Temos noção que não se resolve de um momento para o outro. Mas é preciso ter uma estratégia para a habitação em Almada. O PCP nunca teve. Até aos anos 90, por impulso do PER, construíram-se os grandes bairros sociais. Sabemos hoje que essa política foi errada. Que criou guetos, que acantonou as pessoas. Mas desde essa geração de investimento não voltou a haver uma política de habitação. Não há interesse em controlar o mercado e Almada tem das maiores subidas nos preços da habitação, tanto no arrendamento como na compra. Lisboa teve um problema de habitação brutal e esse problema está a ser transferido para as zonas ribeirinhas da margem sul, nomeadamente Almada: zonas privilegiadas a serem adquiridas para grandes investimentos imobiliários e a população local a ser expulsa para a periferia da periferia.

 

O que é o Bloco propõe para enfrentar esse problema?

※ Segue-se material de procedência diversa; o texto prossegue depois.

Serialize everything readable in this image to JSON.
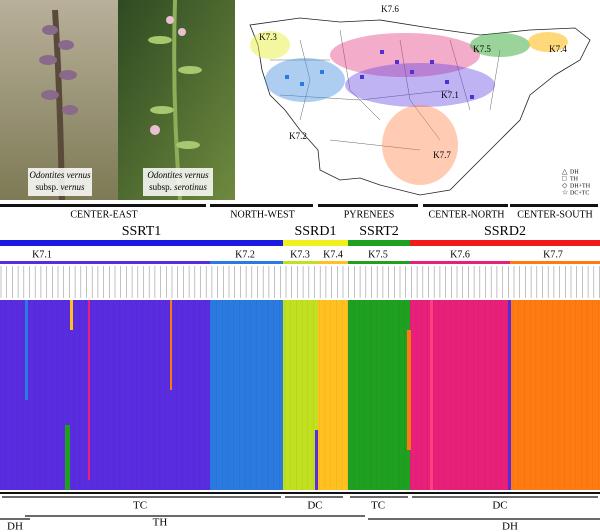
{
  "photos": [
    {
      "species": "Odontites vernus",
      "subspecies": "subsp.",
      "epithet": "vernus"
    },
    {
      "species": "Odontites vernus",
      "subspecies": "subsp.",
      "epithet": "serotinus"
    }
  ],
  "map": {
    "clusters": [
      "K7.3",
      "K7.6",
      "K7.1",
      "K7.2",
      "K7.5",
      "K7.4",
      "K7.7"
    ],
    "legend": [
      "DH",
      "TH",
      "DH+TH",
      "DC+TC"
    ]
  },
  "regions": [
    "CENTER-EAST",
    "NORTH-WEST",
    "PYRENEES",
    "CENTER-NORTH",
    "CENTER-SOUTH"
  ],
  "groups": [
    "SSRT1",
    "SSRD1",
    "SSRT2",
    "SSRD2"
  ],
  "clusters": [
    "K7.1",
    "K7.2",
    "K7.3",
    "K7.4",
    "K7.5",
    "K7.6",
    "K7.7"
  ],
  "bottom": {
    "upper": [
      "TC",
      "DC",
      "TC",
      "DC"
    ],
    "lower": [
      "DH",
      "TH",
      "DH"
    ]
  }
}
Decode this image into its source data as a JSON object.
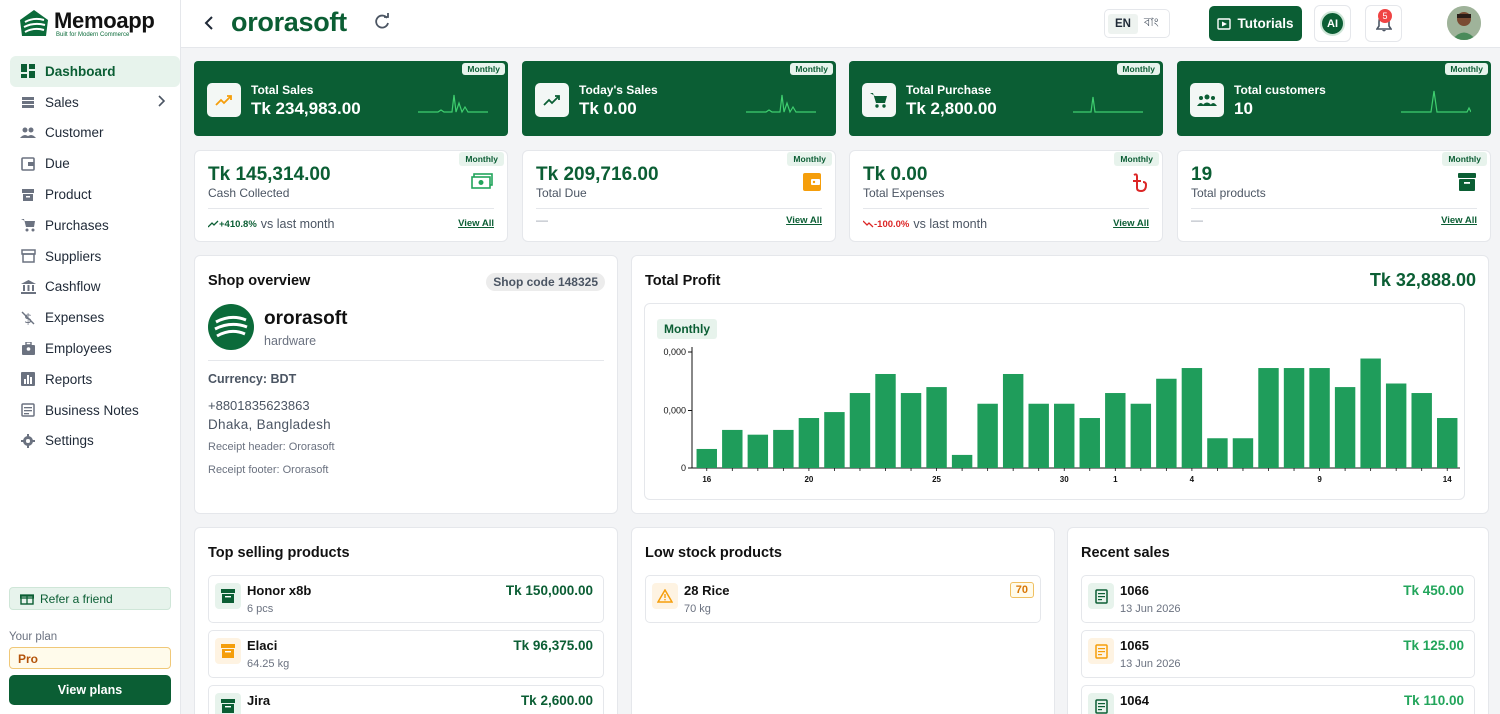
{
  "app": {
    "name": "Memoapp",
    "tagline": "Built for Modern Commerce"
  },
  "sidebar": {
    "items": [
      {
        "label": "Dashboard",
        "icon": "dashboard-icon",
        "active": true
      },
      {
        "label": "Sales",
        "icon": "sales-icon",
        "has_submenu": true
      },
      {
        "label": "Customer",
        "icon": "customer-icon"
      },
      {
        "label": "Due",
        "icon": "due-icon"
      },
      {
        "label": "Product",
        "icon": "product-icon"
      },
      {
        "label": "Purchases",
        "icon": "cart-icon"
      },
      {
        "label": "Suppliers",
        "icon": "store-icon"
      },
      {
        "label": "Cashflow",
        "icon": "bank-icon"
      },
      {
        "label": "Expenses",
        "icon": "money-off-icon"
      },
      {
        "label": "Employees",
        "icon": "employees-icon"
      },
      {
        "label": "Reports",
        "icon": "reports-icon"
      },
      {
        "label": "Business Notes",
        "icon": "notes-icon"
      },
      {
        "label": "Settings",
        "icon": "gear-icon"
      }
    ],
    "refer_label": "Refer a friend",
    "plan_label": "Your plan",
    "plan_value": "Pro",
    "view_plans_label": "View plans"
  },
  "header": {
    "shop_title": "ororasoft",
    "lang_en": "EN",
    "lang_bn": "বাং",
    "tutorials_label": "Tutorials",
    "ai_label": "AI",
    "notification_count": "5"
  },
  "stats": [
    {
      "label": "Total Sales",
      "value": "Tk 234,983.00",
      "badge": "Monthly",
      "icon": "trending-up-icon"
    },
    {
      "label": "Today's Sales",
      "value": "Tk 0.00",
      "badge": "Monthly",
      "icon": "trending-up-icon"
    },
    {
      "label": "Total Purchase",
      "value": "Tk 2,800.00",
      "badge": "Monthly",
      "icon": "cart-icon"
    },
    {
      "label": "Total customers",
      "value": "10",
      "badge": "Monthly",
      "icon": "group-icon"
    }
  ],
  "cards": [
    {
      "value": "Tk 145,314.00",
      "label": "Cash Collected",
      "badge": "Monthly",
      "trend_pct": "+410.8%",
      "trend_text": "vs last month",
      "trend_dir": "up",
      "view_all": "View All",
      "icon": "cash-icon"
    },
    {
      "value": "Tk 209,716.00",
      "label": "Total Due",
      "badge": "Monthly",
      "trend_text": "—",
      "view_all": "View All",
      "icon": "wallet-icon"
    },
    {
      "value": "Tk 0.00",
      "label": "Total Expenses",
      "badge": "Monthly",
      "trend_pct": "-100.0%",
      "trend_text": "vs last month",
      "trend_dir": "down",
      "view_all": "View All",
      "icon": "taka-icon"
    },
    {
      "value": "19",
      "label": "Total products",
      "badge": "Monthly",
      "trend_text": "—",
      "view_all": "View All",
      "icon": "archive-icon"
    }
  ],
  "shop_overview": {
    "title": "Shop overview",
    "shop_code": "Shop code 148325",
    "name": "ororasoft",
    "type": "hardware",
    "currency": "Currency: BDT",
    "phone": "+8801835623863",
    "address": "Dhaka, Bangladesh",
    "receipt_header": "Receipt header: Ororasoft",
    "receipt_footer": "Receipt footer: Ororasoft"
  },
  "profit": {
    "title": "Total Profit",
    "value": "Tk 32,888.00",
    "period": "Monthly"
  },
  "chart_data": {
    "type": "bar",
    "y_tick_labels": [
      "0,000",
      "0,000",
      "0"
    ],
    "x_tick_labels": [
      "16",
      "20",
      "25",
      "30",
      "1",
      "4",
      "9",
      "14"
    ],
    "x_tick_positions": [
      0,
      4,
      9,
      14,
      16,
      19,
      24,
      29
    ],
    "values": [
      16,
      32,
      28,
      32,
      42,
      47,
      63,
      79,
      63,
      68,
      11,
      54,
      79,
      54,
      54,
      42,
      63,
      54,
      75,
      84,
      25,
      25,
      84,
      84,
      84,
      68,
      92,
      71,
      63,
      42
    ],
    "ylim": [
      0,
      100
    ],
    "color": "#1f9d5b"
  },
  "top_selling": {
    "title": "Top selling products",
    "items": [
      {
        "name": "Honor x8b",
        "sub": "6 pcs",
        "amount": "Tk 150,000.00",
        "color": "green"
      },
      {
        "name": "Elaci",
        "sub": "64.25 kg",
        "amount": "Tk 96,375.00",
        "color": "orange"
      },
      {
        "name": "Jira",
        "sub": "",
        "amount": "Tk 2,600.00",
        "color": "green"
      }
    ]
  },
  "low_stock": {
    "title": "Low stock products",
    "items": [
      {
        "name": "28 Rice",
        "sub": "70 kg",
        "badge": "70"
      }
    ]
  },
  "recent_sales": {
    "title": "Recent sales",
    "items": [
      {
        "name": "1066",
        "sub": "13 Jun 2026",
        "amount": "Tk 450.00",
        "color": "green"
      },
      {
        "name": "1065",
        "sub": "13 Jun 2026",
        "amount": "Tk 125.00",
        "color": "orange"
      },
      {
        "name": "1064",
        "sub": "",
        "amount": "Tk 110.00",
        "color": "green"
      }
    ]
  }
}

Há duas matérias: uma é de emergência e tem a ver com as pessoas que não têm onde morar ou que vivem em condições muito degradadas. Aí achamos que há um atraso. A Estratégia Local de Habitação, que a presidente da Câmara se vangloria de ter sido das primeiras a apresentar, é apenas um diagnóstico. Não apresenta soluções claras. O Bloco de Esquerda disse desde o início que ia ser preciso construir habitação. Não basta apostar em instrumentos de gestão. Na altura, a Câmara achava que a gestão do património seria suficiente e não é. Por isso, do ponto de humanitário, já devia haver construção ou aquisição. Neste aspeto, houve pouco esforço financeiro municipal. Entende-se que o esforço não deve vir da Câmara, mas dos fundos europeus, do 1º Direito, das candidaturas… não temos nada contra isso. Mas devia haver investimento do município. É um investimento caro, mas este é um problema humanitário. Há crianças que não têm acesso a condições básicas de saneamento, de eletricidade…

 

Nomeadamente para realojar o Segundo Torrão.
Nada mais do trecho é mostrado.